FROM today, the people of Anekal taluk in Karnataka would no longer belong to the 750 million in the country who lack access to digital technology.

With the launch of rural business centres (RBCs) offering `Namma Service', they can now have electronic access to various educational, financial, and social services.

The RBCs have been designed, developed, and funded by a consortium of three companies - Wyse Technologies, specialising in network-centric computing, Comat Technologies, a Bangalore-based e-governance company, and ICICI Bank.

The pilot projects of Namma Service have been running in two villages in the taluk, located about 40 km from Bangalore.

Mr Sriram Raghavan, President of Comat Technologies, said: "In two weeks, two more villages in the taluk will reap the benefits of the project, which will be scaled to the entire State in the next 12 months."

Ms Suvalaxmi Chakraborty, Group Rural Head, Micro Banking and Agri Business, ICICI Bank, said that rural citizens can now buy insurance and loan products through Namma Service.
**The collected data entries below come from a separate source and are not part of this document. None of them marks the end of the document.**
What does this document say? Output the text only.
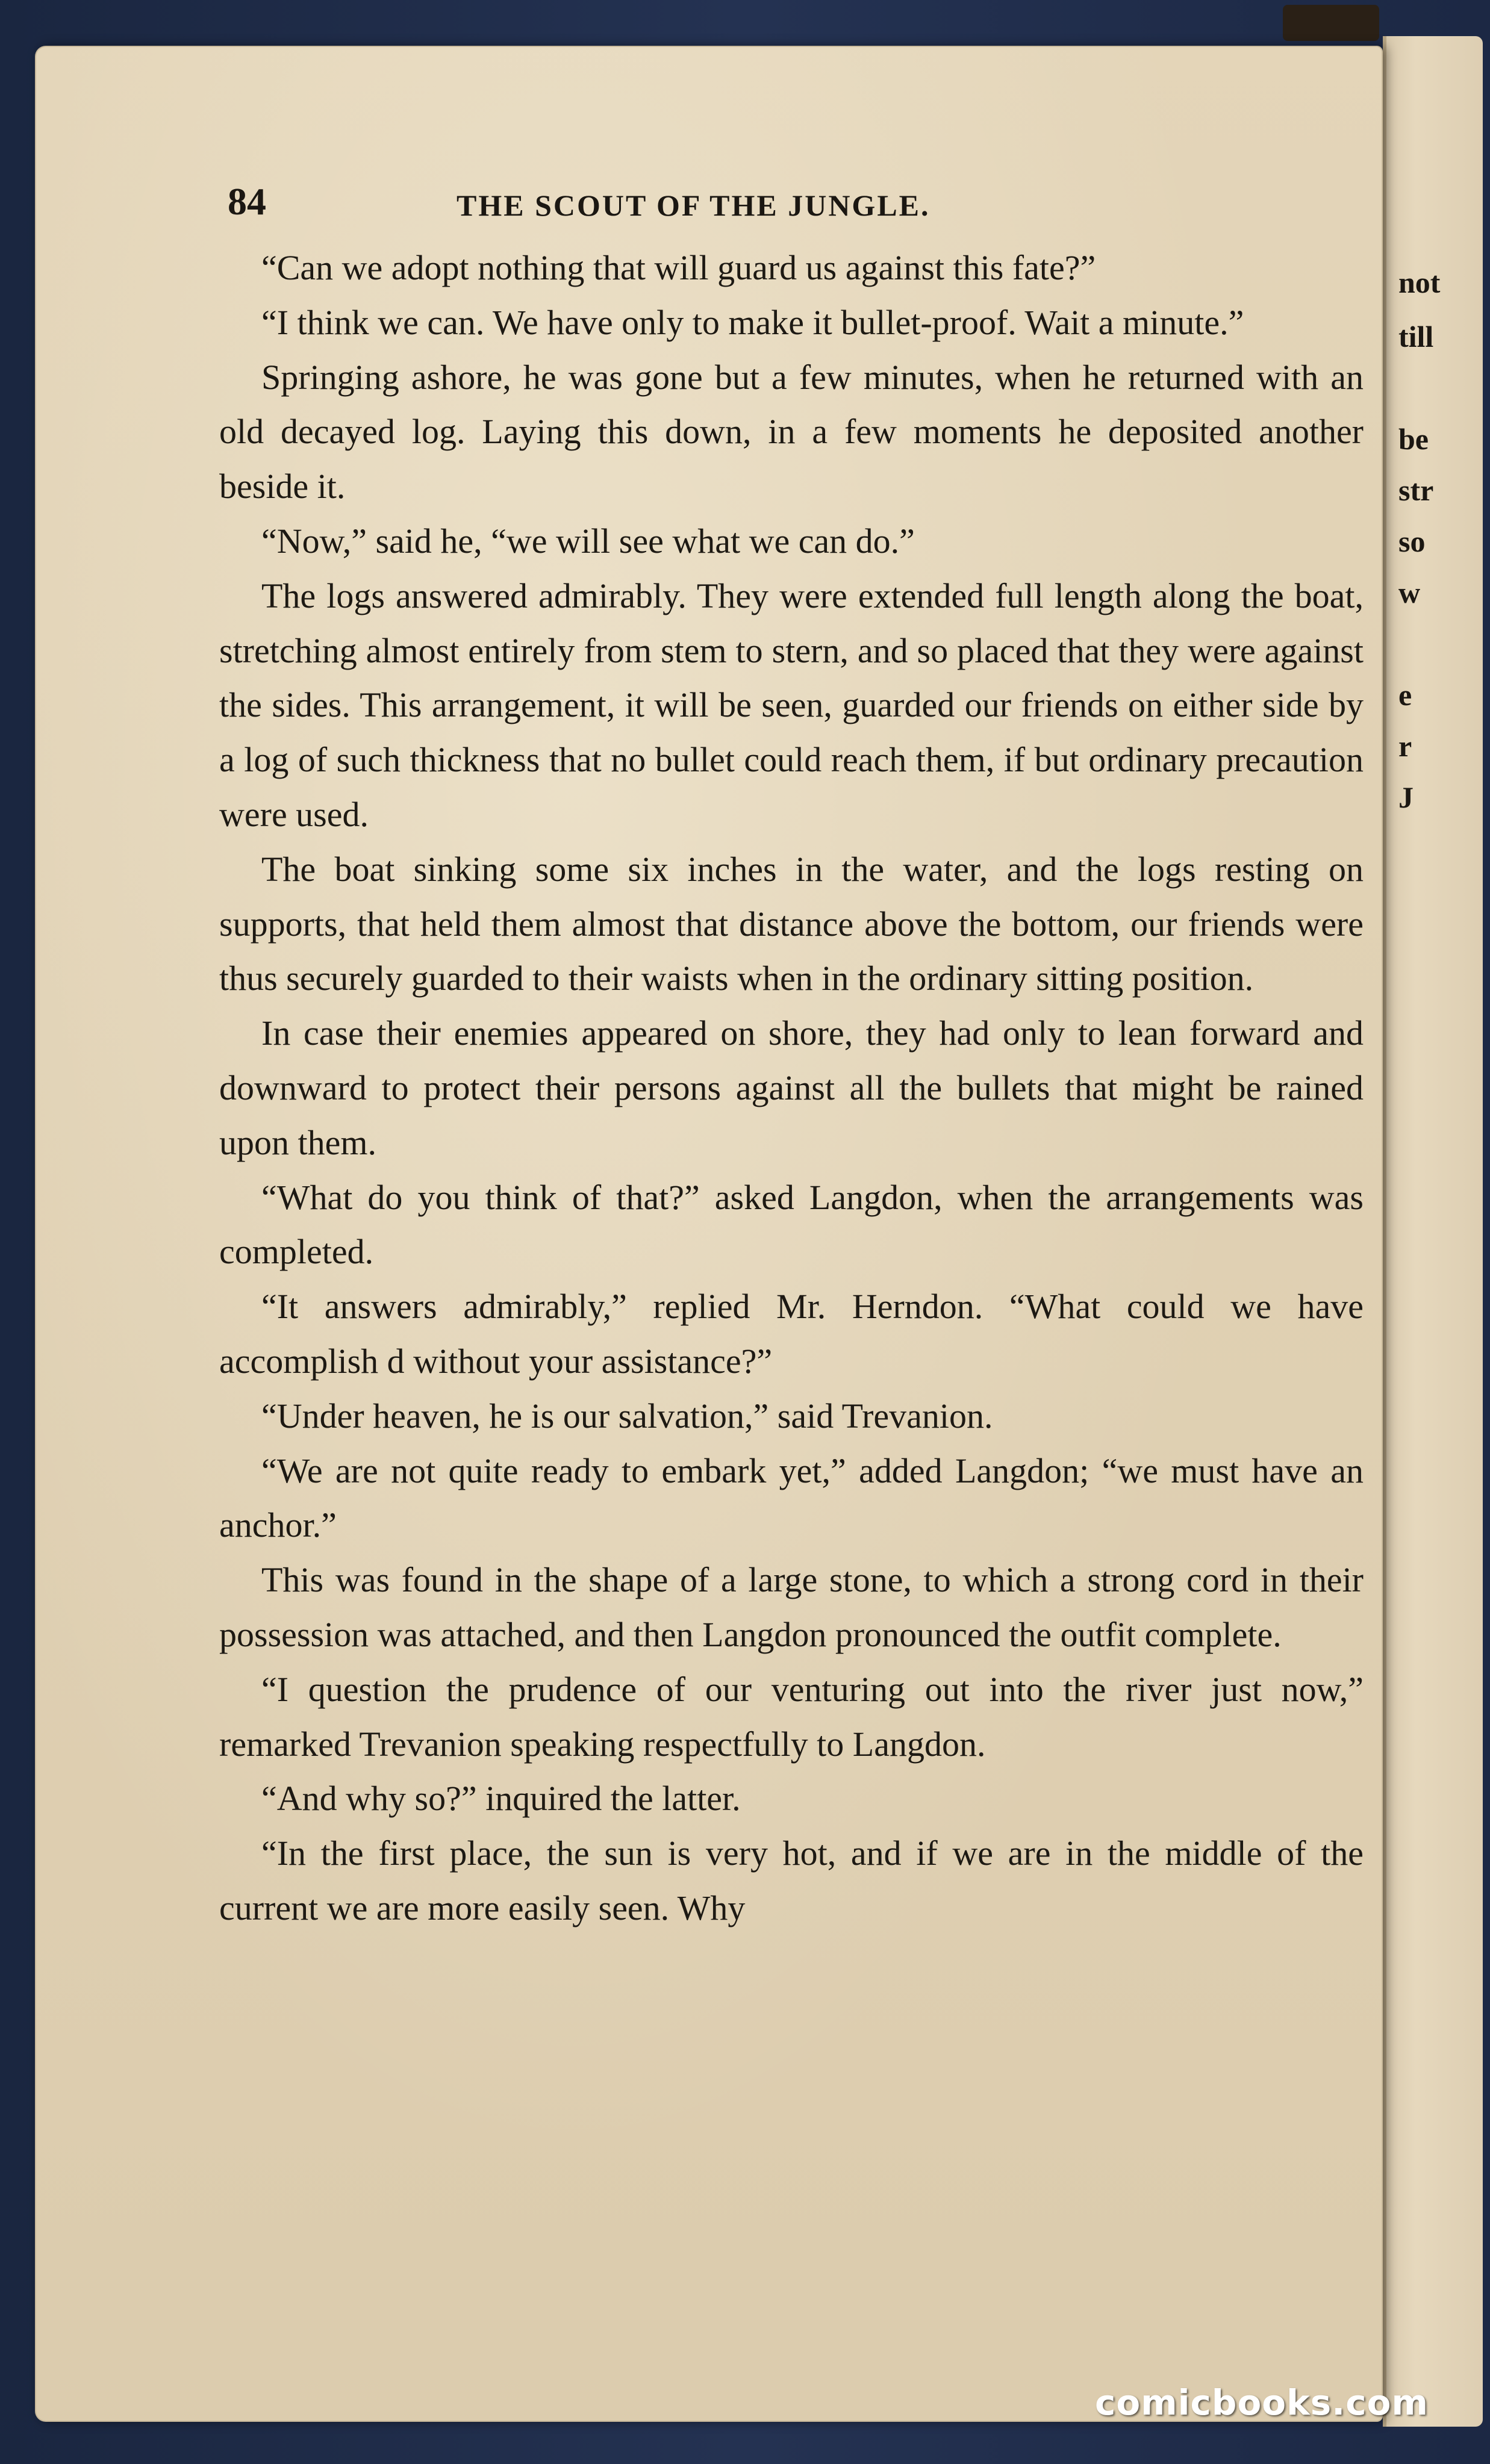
not
till
be
str
so
w
e
r
J
84	THE SCOUT OF THE JUNGLE.

“Can we adopt nothing that will guard us against this fate?”

“I think we can. We have only to make it bullet-proof. Wait a minute.”

Springing ashore, he was gone but a few minutes, when he returned with an old decayed log. Laying this down, in a few moments he deposited another beside it.

“Now,” said he, “we will see what we can do.”

The logs answered admirably. They were extended full length along the boat, stretching almost entirely from stem to stern, and so placed that they were against the sides. This arrangement, it will be seen, guarded our friends on either side by a log of such thickness that no bullet could reach them, if but ordinary precaution were used.

The boat sinking some six inches in the water, and the logs resting on supports, that held them almost that distance above the bottom, our friends were thus securely guarded to their waists when in the ordinary sitting position.

In case their enemies appeared on shore, they had only to lean forward and downward to protect their persons against all the bullets that might be rained upon them.

“What do you think of that?” asked Langdon, when the arrangements was completed.

“It answers admirably,” replied Mr. Herndon. “What could we have accomplish d without your assistance?”

“Under heaven, he is our salvation,” said Trevanion.

“We are not quite ready to embark yet,” added Langdon; “we must have an anchor.”

This was found in the shape of a large stone, to which a strong cord in their possession was attached, and then Langdon pronounced the outfit complete.

“I question the prudence of our venturing out into the river just now,” remarked Trevanion speaking respectfully to Langdon.

“And why so?” inquired the latter.

“In the first place, the sun is very hot, and if we are in the middle of the current we are more easily seen. Why

comicbooks.com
On Wyse's role in the project, the company President and CEO, Mr John Kish, said that the initiative was the blueprint for populations in developing countries everywhere.

RBCs use Wyse's thin-client computing technique that is robust and comes at a price that is 40 per cent les than a comparable PC-based solution.

Other partners that have helped in the design and development of the project are the Azim Premji Foundation, offering the education modules at the RBCs, and economists from the Massachusetts Institute of Technology and International Finance Corporation.

Mr Tarken Maner, Chief Marketing Officer, Wyse Technologies, said that after India, similar projects would be undertaken in Turkey, South America, and some countries of the erstwhile USSR.